Wolgast drehte sich um. Sie stand am Fuße der Treppe.
»Nach oben!«, befahl Wolgast in rauem
Flüsterton. »Lauf schnell!«
»Ist jemand da drinnen?« Eine Männerstimme auf
der Veranda. »Ich sehe den Rauch! Ich trete ein Stück zurück!«
»Amy, lauf nach oben, sofort!«
Wieder hämmerte es an die Tür. »Um Gottes
willen, wenn Sie mich hören können, machen Sie auf! Irgendjemand!«
Amy zog sich nach oben zurück. Wolgast schlich
zum Fenster und schaute hinaus. Es war kein Auto, kein Laster, sondern ein
Schneemobil. Klobige Behälter waren auf dem Chassis festgezurrt. Am Fuße der
Verandatreppe, im Licht der Scheinwerfer, stand ein Mann in Parka und Stiefeln.
Er stand vorgebeugt da, die Hände auf die Knie gestützt.
Wolgast öffnete die Tür. »Bleiben Sie, wo Sie
sind«, warnte er. »Ich will Ihre Hände sehen.«
Matt hob der Mann die Arme. »Ich bin nicht
bewaffnet«, sagte er.

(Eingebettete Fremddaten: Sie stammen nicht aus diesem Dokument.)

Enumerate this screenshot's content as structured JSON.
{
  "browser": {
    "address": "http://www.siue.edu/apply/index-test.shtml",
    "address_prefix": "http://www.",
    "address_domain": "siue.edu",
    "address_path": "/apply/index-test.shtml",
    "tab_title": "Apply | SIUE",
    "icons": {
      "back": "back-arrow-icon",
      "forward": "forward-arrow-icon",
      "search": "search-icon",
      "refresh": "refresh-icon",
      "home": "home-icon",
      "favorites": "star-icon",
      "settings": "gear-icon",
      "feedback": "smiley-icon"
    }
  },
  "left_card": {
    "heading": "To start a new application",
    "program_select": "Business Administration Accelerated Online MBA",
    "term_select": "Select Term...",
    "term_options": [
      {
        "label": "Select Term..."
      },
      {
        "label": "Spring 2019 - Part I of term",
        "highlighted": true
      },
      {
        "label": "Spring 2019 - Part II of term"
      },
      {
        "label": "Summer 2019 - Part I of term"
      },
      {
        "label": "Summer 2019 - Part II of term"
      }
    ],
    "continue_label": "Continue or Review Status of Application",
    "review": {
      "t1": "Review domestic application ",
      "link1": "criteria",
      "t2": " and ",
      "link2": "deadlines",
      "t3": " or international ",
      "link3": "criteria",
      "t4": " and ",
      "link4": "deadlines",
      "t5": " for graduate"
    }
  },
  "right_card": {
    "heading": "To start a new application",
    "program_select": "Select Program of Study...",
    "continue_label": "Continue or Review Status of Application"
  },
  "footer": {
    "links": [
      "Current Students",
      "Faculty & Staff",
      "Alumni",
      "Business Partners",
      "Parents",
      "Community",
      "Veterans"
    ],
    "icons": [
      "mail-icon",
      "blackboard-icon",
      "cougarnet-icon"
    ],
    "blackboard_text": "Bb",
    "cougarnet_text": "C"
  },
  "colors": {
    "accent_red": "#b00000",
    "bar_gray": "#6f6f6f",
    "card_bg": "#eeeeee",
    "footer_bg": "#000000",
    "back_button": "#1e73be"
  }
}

Er keuchte, und dann sah Wolgast das Blut - ein leuchtend
rotes Band, das an der Seite seines Parkas herunterlief. Die Wunde war an
seinem Hals.
»Mir geht's mies«, sagte der Mann.
Wolgast trat einen Schritt nach vorne und hob
die Pistole. »Verschwinden Sie hier!«
Der Mann fiel auf die Knie. »O Gott«, stöhnte
er. »Gott im Himmel.« Dann beugte er sich vor und übergab sich in den Schnee.